Anxiolytiques, cannabis, alcool : le cocktail détonnant des étudiants en médecine
Entre la première et la deuxième année, les étudiants en médecine passent d’une consommation accrue d'anxiolytiques et antidépresseurs à un usage excessif d’alcool, de tabac et de cannabis, selon une étude française.
Médicaments, tabac, cannabis, alcool… Des chercheurs en psychiatrie de l’université Aix-Marseille se sont intéressés aux comportements d’addiction des étudiants en première et deuxième année de médecine, avant et après le concours de la PACES.
Selon leurs observations, les premières années consomment plus de médicaments quand les deuxièmes années se tournent davantage vers la psychothérapie mais aussi vers la consommation de drogues licites et illicites. Ils publient leurs résultats dans le Journal of Affective Disorders le 15 janvier 2020.
A lire aussi : Près d’un étudiant en médecine sur deux en burn-out
Deux fois plus d’antidépresseurs en première année
Pour réaliser cette étude, les chercheurs ont demandé aux étudiants de 35 universités de médecine françaises de remplir un questionnaire anonyme en ligne entre décembre 2016 et mai 2017. Un total de 4.345 étudiants s’est prêté au jeu, dont 3.051 premières années et 1.294 deuxièmes années.
Résultat : les consommations évoluent entre la première et la deuxième année. Côté médicaments, "les étudiants de première année consommaient deux fois plus d’antidépresseurs et 1,5 fois plus d’anxiolytiques que ceux de deuxième année" notent les chercheurs dans leur étude. "En revanche, les étudiants de deuxième année étaient presque deux fois plus susceptibles d’être suivis en psychiatrie" précisent-ils. En cause : "un manque de temps" probable en première année dû à la préparation du concours de la PACES pour demander un examen de la santé mentale, proposent les auteurs.

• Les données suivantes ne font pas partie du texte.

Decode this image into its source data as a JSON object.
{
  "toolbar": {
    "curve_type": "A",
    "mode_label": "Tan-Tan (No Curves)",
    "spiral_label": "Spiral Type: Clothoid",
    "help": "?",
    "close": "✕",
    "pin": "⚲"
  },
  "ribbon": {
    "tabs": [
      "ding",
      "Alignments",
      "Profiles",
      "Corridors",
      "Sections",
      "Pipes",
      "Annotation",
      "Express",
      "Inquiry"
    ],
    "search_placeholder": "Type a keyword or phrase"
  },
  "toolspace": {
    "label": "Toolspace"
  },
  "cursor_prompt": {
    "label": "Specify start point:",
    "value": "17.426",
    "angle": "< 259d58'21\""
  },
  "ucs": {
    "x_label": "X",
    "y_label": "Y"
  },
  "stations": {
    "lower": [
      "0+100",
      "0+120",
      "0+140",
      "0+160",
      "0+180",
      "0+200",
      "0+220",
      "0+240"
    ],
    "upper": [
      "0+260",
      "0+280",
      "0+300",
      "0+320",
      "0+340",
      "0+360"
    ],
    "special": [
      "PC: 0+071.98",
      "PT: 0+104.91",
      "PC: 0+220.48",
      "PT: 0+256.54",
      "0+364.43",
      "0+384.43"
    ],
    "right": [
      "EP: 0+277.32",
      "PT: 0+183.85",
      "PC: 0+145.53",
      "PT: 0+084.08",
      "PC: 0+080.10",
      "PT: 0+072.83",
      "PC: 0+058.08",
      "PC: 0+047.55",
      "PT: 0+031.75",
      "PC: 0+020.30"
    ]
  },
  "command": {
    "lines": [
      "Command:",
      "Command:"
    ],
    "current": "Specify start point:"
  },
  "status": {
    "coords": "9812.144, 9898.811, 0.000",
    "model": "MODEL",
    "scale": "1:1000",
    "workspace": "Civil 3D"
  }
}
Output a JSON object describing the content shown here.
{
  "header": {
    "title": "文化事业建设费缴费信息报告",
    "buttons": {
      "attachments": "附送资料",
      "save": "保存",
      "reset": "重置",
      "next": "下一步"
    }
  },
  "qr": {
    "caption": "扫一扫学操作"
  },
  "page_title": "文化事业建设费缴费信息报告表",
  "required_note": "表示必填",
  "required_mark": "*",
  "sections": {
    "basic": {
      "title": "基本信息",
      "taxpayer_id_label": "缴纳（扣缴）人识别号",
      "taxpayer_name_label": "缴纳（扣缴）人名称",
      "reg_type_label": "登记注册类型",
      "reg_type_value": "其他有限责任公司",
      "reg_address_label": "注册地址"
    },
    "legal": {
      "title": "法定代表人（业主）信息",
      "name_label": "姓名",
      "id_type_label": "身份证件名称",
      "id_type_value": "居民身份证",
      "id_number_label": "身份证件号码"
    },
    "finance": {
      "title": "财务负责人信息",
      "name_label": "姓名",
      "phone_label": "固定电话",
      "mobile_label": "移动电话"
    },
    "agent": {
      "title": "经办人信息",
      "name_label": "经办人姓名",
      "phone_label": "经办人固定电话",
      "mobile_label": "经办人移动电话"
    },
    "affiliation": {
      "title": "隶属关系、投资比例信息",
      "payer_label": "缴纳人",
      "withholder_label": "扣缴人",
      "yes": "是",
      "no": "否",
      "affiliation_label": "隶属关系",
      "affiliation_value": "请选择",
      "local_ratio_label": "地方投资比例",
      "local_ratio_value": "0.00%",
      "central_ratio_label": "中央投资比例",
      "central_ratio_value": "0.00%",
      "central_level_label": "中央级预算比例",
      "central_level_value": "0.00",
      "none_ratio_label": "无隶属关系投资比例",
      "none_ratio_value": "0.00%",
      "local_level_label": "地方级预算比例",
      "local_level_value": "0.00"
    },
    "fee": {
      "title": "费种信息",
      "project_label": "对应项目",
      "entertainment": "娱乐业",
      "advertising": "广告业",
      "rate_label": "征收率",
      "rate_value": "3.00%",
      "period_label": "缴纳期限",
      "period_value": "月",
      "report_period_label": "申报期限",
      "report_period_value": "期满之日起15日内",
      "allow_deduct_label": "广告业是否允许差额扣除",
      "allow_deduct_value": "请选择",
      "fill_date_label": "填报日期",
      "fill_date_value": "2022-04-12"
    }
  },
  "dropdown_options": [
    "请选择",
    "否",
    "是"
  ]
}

Combiner études et vie sociale en deuxième année
En parallèle, les résultats de cette enquête montrent que les étudiants en deuxième année sont "quatre fois plus à risque d’exprimer une consommation dangereuse d’alcool" et que la probabilité qu’ils fument est 25% plus forte. Ils consomment également plus de cannabis et recherchent plus d’effets sédatifs et stimulants. Une observation "suggérant des difficultés plus importantes pour combiner leurs études et leur vie sociale", interprètent les chercheurs.
Une "expérience traumatique"
En somme, "ces résultats suggèrent que le concours de première année pourrait être vécu comme une expérience traumatique par les étudiants" selon le docteur Guillaume Fond, co-auteur de l’étude. "Ils pourraient consommer des psychotropes pour faire face à la pression des études dans un premier temps, puis amorcer une psychothérapie dans un second temps - ce qu'on retrouve plus fréquemment chez les femmes - ou bien se tourner vers des produits psychoactifs licites ou non - plus fréquents chez les hommes" poursuit-il.
Vers des programmes de prévention en santé mentale ?
Mais ce que ces résultats suggèrent aussi, c’est le besoin "urgent" de "développer des programmes de prévention de santé mentale" chez les étudiants en médecine. Les auteurs citent l’apprentissage de méthodes de gestion du stress, des sessions de discussion mais aussi des actions de prévention de la toxicomanie. Pour orienter au mieux les programmes de prévention à mettre en place, "ces données devraient être confirmées par d’autres travaux" tempèrent les chercheurs.
Et bien que la PACES telle qu’elle est actuellement connue disparaisse dès la rentrée prochaine, le PASS (Parcours Spécifique Accès Santé) et la LAS (Licence avec option Accès Santé) resteront des filières sélectives et devraient également constituer une source majeure de stress pour les étudiants.